Чайка (Норрис) - страница 84

Шагая рядом с Жуанитой, он представлял, что они женаты, что сейчас они вернутся вместе в свой тихий дом, – ну хотя бы в старую гасиэнду, – и сядут ужинать. Одна из старых комнат гасиэнды превращена в его, Кента, рабочий кабинет. Он – писатель, его книга, над которой он сейчас работает, нашла издателя. Вокруг – веселый шум, собаки, котята, может быть, и радостный детский смех… книги, лошади, сад, румяный закат над старыми крышами фермы, яблони, словно снегом, осыпанные цветами, светло-серое весеннее небо… и аккомпанемент ко всему этому – рокот волн, набегающих на берег.

Но все это – ничто без этого славного, жадного к жизни, простодушного товарища – этой девушки, веселой, дружелюбной, отзывчивой – и такой прелестной. Ему в ней все нравилось: тонкие девичьи руки, разлетавшиеся при каждом движении золотистые завитки, крепкие, стройные ножки, оттенок ее светлой кожи, эти странные темные брови над серьезными голубыми глазами. И все – впереди, все – надежда и ожидание в этом нетронутом жизнью существе. Было еще много детского в ее манерах и внешности, но впечатлительность, быстрота понимания, смеющаяся улыбка, внезапная серьезность обличали женщину.

Кент бессознательно все время сравнивал ее с Джейн. Мечтать о Джейн, обаятельной, непобедимой, недоступной, стало просто привычкой. Эта женщина была невыразимо желанна. Она хотела этого – и мужчины стремились к ней. Она жила в атмосфере культа своей красоты, и каждый драгоценный камень на ее белом пальце, каждый оттенок в голосе был обдуманным и доведенным до совершенства эффектом. Книги, которые она читала, пьесы, оперы, стихи, о которых она говорила, ее образованность, ее общественная деятельность – все это было частью того же интенсивного культа личности.

Она, пожалуй, давала немного: она брала. Она как будто брала от всех окружающих то, что могло дополнить ее обаяние, придав ему новый оттенок. Муж, сын, образование, политика, социальные проблемы – все было лишь материалом, лишь рамкой для ее красоты и ее личности, устоять перед которой могли очень немногие. Все это Кент ясно видел.

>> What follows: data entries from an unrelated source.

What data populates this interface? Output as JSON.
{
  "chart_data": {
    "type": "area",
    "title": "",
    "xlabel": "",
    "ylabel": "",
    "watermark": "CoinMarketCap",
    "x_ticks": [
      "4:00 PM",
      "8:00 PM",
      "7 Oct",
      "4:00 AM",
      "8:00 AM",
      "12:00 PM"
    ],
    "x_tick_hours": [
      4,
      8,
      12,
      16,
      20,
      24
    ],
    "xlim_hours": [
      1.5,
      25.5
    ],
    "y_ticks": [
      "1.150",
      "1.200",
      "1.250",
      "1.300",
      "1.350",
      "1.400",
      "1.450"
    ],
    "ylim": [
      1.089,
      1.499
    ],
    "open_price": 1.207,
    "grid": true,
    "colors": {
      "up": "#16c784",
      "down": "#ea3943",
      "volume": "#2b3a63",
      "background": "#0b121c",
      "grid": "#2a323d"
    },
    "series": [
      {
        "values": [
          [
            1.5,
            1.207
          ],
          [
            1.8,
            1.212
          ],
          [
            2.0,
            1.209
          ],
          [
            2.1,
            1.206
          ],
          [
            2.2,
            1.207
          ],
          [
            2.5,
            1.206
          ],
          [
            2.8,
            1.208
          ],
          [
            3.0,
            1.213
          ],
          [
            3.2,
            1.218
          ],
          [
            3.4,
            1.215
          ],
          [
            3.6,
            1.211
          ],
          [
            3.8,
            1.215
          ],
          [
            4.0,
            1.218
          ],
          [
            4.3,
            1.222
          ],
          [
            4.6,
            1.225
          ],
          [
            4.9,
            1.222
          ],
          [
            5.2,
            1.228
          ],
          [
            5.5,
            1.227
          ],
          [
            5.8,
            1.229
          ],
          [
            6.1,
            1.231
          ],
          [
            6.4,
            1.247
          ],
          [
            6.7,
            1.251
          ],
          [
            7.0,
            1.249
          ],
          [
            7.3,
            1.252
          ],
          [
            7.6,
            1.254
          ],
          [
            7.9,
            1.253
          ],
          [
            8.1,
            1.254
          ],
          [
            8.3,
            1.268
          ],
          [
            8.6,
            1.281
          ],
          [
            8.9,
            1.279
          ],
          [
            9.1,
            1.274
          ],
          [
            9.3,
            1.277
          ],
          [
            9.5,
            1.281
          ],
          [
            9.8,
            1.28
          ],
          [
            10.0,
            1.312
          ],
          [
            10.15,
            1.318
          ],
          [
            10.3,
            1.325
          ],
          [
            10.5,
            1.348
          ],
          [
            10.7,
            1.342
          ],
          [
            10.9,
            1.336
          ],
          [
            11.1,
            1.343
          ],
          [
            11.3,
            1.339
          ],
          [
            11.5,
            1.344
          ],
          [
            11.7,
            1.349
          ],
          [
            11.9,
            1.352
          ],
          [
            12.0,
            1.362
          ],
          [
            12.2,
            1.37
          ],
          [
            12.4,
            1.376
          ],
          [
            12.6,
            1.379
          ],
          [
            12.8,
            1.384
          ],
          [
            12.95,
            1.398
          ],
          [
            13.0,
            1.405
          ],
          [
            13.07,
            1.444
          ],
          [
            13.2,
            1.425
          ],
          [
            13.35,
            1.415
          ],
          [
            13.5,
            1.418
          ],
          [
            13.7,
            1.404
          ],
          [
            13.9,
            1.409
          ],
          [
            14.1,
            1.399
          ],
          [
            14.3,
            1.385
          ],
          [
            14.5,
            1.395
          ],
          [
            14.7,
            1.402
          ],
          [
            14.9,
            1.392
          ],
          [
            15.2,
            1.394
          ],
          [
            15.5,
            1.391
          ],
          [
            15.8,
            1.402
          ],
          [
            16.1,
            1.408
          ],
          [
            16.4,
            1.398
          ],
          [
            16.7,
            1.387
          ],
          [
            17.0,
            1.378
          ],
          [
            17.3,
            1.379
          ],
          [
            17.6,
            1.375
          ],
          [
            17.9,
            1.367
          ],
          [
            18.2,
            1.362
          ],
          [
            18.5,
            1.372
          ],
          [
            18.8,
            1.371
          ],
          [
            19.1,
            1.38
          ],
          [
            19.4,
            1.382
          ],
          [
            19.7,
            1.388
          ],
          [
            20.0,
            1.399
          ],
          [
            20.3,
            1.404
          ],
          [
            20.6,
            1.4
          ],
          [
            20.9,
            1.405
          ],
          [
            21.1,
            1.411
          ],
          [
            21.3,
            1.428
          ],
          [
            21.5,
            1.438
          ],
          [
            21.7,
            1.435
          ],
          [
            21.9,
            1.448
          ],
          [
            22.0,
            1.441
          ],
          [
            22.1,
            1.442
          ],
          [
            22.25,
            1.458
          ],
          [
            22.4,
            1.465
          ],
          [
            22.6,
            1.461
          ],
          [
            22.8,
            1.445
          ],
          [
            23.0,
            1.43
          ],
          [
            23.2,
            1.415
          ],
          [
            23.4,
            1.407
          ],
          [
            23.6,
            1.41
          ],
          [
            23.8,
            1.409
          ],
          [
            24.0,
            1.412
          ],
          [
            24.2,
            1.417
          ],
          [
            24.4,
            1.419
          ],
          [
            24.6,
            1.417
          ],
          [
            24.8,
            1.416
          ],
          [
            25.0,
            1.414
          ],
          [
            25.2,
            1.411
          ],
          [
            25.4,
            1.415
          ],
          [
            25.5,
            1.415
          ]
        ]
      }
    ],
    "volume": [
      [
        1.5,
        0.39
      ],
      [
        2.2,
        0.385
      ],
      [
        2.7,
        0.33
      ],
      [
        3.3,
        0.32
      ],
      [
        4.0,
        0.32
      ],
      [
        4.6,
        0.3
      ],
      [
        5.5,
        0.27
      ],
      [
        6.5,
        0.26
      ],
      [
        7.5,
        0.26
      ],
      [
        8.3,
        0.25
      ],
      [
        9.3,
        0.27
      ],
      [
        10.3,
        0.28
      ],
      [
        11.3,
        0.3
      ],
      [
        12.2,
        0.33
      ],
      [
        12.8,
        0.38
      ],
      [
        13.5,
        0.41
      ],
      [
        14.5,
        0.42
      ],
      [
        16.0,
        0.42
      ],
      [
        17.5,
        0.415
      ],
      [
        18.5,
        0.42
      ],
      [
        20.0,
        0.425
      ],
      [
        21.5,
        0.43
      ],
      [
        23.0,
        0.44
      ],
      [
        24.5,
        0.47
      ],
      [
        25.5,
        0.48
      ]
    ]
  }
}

Жуанита же была совсем в другом роде. Обдумывать эффекты, позировать – показалось бы ей не только трудным, но и просто глупым и скучным. Она жила слишком стремительно и напряженно, развивалась слишком быстро, чтобы задумываться над вопросом, что тот или другой думает о ней.

Кент ловил себя на том, что очень часто спрашивает себя, как бы она со своим непосредственным, свежим и честным умом отнеслась к тому или другому факту. Ради удовольствия наблюдать за ней он ходил с Жуанитой в церковь утром по воскресеньям. И сегодня он сознался себе, что ему будет недоставать ее, когда она уедет.